Here's another boring food post I don't normally eat breakfast. Maybe a
toasted english muffin or a couple of slices of PB toast. This morning I
wanted something more. So I made a 2 egg omelet filled with grated sharp
cheddar and crumbled bacon.

Here's a bran-muffin recipe I really like. I got this recipe over 20 years
ago off a box of Hodgson Mill unprocessed wheat bran (miller's bran). The
great thing about this is you can mix the batter and store it (tightly
covered) in the fridge up to 4 weeks.

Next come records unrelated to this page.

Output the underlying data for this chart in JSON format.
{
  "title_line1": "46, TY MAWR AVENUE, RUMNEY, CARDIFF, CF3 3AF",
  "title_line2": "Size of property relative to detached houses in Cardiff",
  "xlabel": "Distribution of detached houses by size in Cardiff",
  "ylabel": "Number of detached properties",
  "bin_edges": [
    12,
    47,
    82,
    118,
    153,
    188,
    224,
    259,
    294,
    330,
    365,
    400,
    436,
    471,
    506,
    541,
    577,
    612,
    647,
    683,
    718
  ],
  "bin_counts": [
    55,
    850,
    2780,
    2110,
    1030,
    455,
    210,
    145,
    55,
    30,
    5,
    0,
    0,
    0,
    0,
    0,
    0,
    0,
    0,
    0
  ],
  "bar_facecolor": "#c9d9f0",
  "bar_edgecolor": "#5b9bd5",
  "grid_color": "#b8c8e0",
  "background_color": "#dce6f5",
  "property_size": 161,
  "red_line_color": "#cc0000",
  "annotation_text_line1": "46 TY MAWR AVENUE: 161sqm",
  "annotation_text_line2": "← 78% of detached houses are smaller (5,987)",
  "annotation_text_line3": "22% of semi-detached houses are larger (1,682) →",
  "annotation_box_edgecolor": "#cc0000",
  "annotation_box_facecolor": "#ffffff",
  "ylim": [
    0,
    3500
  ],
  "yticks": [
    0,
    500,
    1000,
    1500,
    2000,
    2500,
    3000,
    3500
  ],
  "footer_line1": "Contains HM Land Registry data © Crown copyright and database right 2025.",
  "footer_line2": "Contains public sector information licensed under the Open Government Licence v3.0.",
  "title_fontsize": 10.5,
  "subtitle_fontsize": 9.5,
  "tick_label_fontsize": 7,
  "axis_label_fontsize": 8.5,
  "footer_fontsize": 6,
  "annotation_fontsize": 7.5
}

Bake as many or as few muffins as you
like, whenever you like. (I used to bake 2 of them while getting dressed to
go to work.)

Oven-ready Bran Muffins

3 c. (Hodgson Mill) unprocessed wheat bran
1 c. boiling water
1 c. brown sugar
1/2 c. butter, softened
2-1/2 c. unbleached white flour
2 tsp. baking soda
1 tsp. salt
2 eggs, beaten
2 c. buttermilk*

Mix 1 cup wheat bran with 1 cup boiling water. Stir and let water absorb
into bran. In a separate bowl cream sugar and butter. Meanwhile, measure
and combine flour, baking soda and salt. Combine the moistened bran with
beaten eggs, then the remaining 2 cups of bran, buttermilk, blended
sugar-butter mixture and flour, soda and salt mixture. Stir until well
blended.

Place in the refrigerator for future use, or bake at once. When preparing
to bake, preheat oven to 400F. Stir batter well and spoon into lightly
greased muffin tins or into muffin tins lined with "cupcake" liners. Bake
15 minutes. Store mixture in an airtight container in the refrigerator for
2-4 weeks. Yield: 2 dozen muffins.

*If you don't have buttermilk you can make a reasonable facsimile by adding
1 Tbs. white vinegar per cup of milk. It even works with non-fat milk. Let
it sit for a few minutes, stir well and use as you would the buttermilk.